わたしたちたちの周りを回っている「鬼」は、人間ではありません。
ぼんやりとした影のようなそれには、2つのとんがった耳があります。ゆらゆらと揺れるしっぽがあります。四つ足で滑るように移動します。とても大きな、黒猫のようでもあります。
黒猫が通った時に背中や首筋にかかるかすかな息を、わたしたちは無視します。まるで何事も起こっていないかのように、笑い声を上げておしゃべりをします。
よけいなことをしないで、その場をやり過ごす。そうすればこのゲームはもうすぐ終わってくれるはずです。
ハンカチはすでに、1人のクラスメイトの後ろに置かれているからです。そのクラスメイト……キイちゃんが一周してきた黒猫にタッチされればゲームは終わりです。わたしたちは見慣れた小学校の教室に帰ることができます。

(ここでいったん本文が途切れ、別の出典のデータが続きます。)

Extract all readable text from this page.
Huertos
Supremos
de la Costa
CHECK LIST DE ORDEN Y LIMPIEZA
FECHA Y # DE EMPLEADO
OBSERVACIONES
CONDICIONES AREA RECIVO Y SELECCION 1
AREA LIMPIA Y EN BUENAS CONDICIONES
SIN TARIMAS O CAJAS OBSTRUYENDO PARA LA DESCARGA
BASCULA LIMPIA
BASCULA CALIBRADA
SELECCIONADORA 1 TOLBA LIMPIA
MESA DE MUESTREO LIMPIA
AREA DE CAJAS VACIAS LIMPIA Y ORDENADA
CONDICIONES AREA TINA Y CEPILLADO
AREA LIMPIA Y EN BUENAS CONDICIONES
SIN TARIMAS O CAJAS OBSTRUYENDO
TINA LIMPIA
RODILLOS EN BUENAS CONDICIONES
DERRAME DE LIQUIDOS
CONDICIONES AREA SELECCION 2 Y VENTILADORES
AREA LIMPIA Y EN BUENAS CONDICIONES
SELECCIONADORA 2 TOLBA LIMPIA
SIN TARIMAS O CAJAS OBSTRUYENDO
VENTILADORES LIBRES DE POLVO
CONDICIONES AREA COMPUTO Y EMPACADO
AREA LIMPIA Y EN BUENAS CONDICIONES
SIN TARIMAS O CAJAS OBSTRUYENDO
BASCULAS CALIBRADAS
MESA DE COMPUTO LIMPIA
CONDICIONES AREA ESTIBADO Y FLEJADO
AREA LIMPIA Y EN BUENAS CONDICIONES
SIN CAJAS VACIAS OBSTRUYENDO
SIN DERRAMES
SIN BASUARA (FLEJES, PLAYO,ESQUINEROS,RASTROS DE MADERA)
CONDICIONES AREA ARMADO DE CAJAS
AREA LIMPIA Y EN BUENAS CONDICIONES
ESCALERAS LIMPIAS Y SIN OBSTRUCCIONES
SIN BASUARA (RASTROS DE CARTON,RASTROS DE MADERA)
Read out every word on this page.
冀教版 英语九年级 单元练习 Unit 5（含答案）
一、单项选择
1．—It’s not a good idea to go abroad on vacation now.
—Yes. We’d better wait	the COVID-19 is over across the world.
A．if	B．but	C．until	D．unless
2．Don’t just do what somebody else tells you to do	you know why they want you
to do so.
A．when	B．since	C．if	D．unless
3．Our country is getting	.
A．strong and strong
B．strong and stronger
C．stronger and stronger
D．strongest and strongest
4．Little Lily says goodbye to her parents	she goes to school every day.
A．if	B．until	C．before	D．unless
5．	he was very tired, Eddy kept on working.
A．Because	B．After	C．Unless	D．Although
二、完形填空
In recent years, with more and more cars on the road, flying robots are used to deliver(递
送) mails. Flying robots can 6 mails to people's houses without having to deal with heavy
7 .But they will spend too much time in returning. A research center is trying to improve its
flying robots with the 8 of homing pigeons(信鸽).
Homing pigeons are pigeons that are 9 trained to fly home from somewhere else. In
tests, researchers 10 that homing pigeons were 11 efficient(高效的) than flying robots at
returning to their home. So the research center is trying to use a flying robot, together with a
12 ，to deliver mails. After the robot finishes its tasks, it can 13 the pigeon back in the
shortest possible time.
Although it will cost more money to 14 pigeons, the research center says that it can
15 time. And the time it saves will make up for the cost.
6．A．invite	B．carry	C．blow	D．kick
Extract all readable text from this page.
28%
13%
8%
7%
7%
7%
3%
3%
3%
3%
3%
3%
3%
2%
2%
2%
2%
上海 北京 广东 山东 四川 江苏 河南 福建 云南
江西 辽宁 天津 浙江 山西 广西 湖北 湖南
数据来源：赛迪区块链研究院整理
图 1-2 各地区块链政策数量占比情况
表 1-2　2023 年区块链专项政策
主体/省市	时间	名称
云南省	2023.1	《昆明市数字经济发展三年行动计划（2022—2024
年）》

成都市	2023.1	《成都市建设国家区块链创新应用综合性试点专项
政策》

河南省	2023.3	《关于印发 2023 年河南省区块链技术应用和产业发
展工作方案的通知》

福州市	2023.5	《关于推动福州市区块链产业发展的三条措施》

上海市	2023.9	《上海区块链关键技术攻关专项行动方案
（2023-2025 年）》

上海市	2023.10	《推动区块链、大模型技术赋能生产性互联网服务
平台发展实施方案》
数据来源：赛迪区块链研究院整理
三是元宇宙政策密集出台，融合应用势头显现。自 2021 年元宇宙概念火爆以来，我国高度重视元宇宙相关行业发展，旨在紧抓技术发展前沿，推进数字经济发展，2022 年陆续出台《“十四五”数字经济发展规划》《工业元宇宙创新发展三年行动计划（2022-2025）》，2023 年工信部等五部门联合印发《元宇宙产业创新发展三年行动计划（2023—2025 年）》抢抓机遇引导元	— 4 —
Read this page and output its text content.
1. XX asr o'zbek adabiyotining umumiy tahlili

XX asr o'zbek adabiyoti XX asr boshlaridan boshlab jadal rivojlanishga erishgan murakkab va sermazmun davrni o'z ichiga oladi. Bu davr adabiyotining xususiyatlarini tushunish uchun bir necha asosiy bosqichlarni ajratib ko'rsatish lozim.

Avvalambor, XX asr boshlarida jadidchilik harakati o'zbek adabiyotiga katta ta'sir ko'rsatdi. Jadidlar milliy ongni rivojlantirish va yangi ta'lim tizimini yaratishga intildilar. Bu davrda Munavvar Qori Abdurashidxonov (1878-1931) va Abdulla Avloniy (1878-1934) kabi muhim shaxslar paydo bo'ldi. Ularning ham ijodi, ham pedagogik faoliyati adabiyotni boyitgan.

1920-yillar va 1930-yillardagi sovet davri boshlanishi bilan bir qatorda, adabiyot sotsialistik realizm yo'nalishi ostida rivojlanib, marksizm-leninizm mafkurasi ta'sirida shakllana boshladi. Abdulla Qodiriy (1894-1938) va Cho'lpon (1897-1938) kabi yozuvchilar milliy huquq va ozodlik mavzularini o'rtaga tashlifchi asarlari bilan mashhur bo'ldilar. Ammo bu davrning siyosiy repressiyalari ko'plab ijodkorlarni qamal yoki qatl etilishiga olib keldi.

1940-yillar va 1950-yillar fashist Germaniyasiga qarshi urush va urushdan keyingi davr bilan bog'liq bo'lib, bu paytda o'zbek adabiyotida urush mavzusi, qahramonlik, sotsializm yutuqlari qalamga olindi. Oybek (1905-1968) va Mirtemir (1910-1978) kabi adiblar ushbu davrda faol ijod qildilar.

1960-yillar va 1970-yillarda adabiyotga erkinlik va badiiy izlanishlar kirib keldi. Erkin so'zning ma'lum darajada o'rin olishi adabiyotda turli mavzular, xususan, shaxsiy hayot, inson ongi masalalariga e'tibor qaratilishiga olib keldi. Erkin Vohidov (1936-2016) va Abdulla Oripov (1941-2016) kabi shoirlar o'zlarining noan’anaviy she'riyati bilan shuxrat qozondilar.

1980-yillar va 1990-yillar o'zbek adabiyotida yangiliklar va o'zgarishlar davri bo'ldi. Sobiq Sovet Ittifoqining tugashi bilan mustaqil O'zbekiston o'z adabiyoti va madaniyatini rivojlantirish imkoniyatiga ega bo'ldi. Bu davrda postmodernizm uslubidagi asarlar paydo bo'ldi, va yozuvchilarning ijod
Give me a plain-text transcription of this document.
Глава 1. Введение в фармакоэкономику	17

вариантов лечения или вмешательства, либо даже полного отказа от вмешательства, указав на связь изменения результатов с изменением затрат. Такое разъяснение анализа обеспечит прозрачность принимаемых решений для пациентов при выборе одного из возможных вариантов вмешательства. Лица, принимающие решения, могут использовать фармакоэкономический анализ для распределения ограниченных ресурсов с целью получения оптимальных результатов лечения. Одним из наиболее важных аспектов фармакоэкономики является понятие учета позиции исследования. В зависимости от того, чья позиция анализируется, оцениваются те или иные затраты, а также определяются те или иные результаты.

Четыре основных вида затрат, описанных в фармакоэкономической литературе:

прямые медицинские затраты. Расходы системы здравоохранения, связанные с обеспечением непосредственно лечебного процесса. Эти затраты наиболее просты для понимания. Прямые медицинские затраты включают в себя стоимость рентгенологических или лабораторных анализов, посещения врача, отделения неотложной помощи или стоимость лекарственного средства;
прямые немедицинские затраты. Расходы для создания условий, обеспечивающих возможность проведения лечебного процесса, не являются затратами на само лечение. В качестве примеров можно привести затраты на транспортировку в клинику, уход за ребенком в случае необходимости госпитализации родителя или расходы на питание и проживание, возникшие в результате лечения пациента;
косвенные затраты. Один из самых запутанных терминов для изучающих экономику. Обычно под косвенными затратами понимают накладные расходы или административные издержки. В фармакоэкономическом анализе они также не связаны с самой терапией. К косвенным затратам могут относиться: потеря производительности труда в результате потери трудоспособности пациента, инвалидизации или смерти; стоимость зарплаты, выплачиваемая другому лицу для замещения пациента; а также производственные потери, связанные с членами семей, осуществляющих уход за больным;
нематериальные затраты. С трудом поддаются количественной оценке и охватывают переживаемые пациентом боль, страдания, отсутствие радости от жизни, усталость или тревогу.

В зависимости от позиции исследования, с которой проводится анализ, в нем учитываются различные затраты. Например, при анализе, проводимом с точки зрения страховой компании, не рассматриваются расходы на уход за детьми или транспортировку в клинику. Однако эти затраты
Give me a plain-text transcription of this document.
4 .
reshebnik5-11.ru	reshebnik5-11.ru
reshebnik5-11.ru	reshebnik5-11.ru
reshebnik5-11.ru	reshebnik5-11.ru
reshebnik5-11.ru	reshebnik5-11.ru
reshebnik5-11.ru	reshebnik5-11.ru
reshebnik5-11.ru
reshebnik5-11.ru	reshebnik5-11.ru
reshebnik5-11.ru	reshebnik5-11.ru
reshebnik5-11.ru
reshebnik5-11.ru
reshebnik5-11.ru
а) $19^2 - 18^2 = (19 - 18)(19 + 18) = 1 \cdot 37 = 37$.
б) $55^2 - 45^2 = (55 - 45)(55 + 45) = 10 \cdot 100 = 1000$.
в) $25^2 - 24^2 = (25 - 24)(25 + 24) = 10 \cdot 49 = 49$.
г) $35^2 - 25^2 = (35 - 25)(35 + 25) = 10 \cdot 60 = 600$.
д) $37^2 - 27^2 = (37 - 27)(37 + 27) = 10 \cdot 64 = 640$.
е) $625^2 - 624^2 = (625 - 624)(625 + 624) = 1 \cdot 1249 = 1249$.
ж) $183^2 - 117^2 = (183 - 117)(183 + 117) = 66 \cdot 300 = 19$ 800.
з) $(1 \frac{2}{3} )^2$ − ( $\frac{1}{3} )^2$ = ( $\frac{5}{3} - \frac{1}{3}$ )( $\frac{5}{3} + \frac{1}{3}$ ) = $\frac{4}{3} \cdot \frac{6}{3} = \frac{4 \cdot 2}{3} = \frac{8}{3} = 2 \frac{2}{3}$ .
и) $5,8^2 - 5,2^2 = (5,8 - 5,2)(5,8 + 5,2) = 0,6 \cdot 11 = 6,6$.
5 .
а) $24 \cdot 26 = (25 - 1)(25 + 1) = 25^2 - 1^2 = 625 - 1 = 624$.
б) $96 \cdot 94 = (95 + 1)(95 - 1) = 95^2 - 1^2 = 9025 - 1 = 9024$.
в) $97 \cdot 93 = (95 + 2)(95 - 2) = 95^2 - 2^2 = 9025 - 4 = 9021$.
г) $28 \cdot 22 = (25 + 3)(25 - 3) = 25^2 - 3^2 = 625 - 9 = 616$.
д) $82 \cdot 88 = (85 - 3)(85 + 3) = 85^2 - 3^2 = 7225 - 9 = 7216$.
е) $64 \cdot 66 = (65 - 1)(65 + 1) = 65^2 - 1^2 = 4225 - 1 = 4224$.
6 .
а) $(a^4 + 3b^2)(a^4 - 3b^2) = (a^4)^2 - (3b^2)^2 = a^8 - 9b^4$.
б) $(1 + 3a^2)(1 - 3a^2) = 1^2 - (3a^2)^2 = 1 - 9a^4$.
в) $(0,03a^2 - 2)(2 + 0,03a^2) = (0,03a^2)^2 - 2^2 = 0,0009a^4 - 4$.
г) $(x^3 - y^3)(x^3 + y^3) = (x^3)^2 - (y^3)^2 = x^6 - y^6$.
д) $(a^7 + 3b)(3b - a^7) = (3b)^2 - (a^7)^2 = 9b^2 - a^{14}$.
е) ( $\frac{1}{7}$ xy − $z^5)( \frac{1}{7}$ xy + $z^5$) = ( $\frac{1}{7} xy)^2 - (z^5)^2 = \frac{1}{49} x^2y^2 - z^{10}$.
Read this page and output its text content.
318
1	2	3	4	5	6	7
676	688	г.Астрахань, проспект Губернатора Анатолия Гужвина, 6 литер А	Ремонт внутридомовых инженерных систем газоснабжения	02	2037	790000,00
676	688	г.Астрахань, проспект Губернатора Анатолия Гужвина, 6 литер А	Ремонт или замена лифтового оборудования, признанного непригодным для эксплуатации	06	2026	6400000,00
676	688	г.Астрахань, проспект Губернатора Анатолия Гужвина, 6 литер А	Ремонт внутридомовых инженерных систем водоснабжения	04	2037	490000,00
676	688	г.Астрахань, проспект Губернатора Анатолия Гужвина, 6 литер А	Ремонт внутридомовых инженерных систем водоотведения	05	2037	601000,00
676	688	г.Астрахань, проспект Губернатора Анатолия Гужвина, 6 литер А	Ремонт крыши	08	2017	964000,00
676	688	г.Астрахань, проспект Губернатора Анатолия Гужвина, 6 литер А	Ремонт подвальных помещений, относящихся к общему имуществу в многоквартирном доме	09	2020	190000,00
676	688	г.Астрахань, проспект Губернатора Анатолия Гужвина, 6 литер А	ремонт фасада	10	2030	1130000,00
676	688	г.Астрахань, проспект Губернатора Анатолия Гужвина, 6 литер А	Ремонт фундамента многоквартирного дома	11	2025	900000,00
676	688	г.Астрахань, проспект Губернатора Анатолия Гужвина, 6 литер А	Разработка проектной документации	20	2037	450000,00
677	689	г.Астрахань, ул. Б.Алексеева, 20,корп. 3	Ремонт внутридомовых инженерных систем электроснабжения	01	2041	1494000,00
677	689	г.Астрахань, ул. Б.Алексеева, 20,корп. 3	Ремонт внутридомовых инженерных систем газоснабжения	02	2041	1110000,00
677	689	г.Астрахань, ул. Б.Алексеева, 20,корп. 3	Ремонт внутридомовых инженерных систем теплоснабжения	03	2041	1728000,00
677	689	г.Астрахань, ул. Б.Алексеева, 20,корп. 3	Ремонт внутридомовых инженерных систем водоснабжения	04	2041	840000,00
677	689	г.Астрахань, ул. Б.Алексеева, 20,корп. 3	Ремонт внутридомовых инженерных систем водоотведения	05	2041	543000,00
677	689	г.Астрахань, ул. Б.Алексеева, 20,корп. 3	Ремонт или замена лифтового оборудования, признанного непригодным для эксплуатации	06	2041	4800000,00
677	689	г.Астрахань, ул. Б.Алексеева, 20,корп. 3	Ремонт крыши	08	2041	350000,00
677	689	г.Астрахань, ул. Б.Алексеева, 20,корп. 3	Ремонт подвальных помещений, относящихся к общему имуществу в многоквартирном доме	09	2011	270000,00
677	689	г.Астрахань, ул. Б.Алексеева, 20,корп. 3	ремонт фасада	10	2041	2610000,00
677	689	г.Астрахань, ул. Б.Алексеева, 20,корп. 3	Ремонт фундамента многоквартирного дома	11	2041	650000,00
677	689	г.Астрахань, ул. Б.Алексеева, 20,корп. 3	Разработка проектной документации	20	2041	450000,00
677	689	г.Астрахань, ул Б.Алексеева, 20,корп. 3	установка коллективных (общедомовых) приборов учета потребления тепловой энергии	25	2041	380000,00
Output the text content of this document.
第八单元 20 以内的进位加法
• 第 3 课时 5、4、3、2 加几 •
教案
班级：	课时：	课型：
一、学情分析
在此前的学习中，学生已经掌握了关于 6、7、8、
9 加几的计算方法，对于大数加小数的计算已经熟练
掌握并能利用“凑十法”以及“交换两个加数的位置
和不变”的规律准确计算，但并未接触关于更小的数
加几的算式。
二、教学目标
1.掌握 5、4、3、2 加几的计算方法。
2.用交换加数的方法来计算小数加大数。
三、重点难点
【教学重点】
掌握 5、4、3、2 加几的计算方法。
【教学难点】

だから、わたしたちは変に陽気な声でおしゃべりをします。
キイちゃんが狙われていること、残りの全体に切り捨てられていることを気がつかないように。気がついたとしても、黒猫を追いかけようなんて気を起こさないように。
黒猫はゆっくりと、でも確実にキイちゃんの方へと近づいて行きます。
彼女はそれに気づく様子もありません。いや、気づいていて目をそらしているのでしょうか。
身を乗り出して、おしゃべりに混ざろうと必死です。みんなも、こころよくそれに答えます。こんな時でもなければ、彼女が輪の中に迎えられることなんてなかったはずなのに。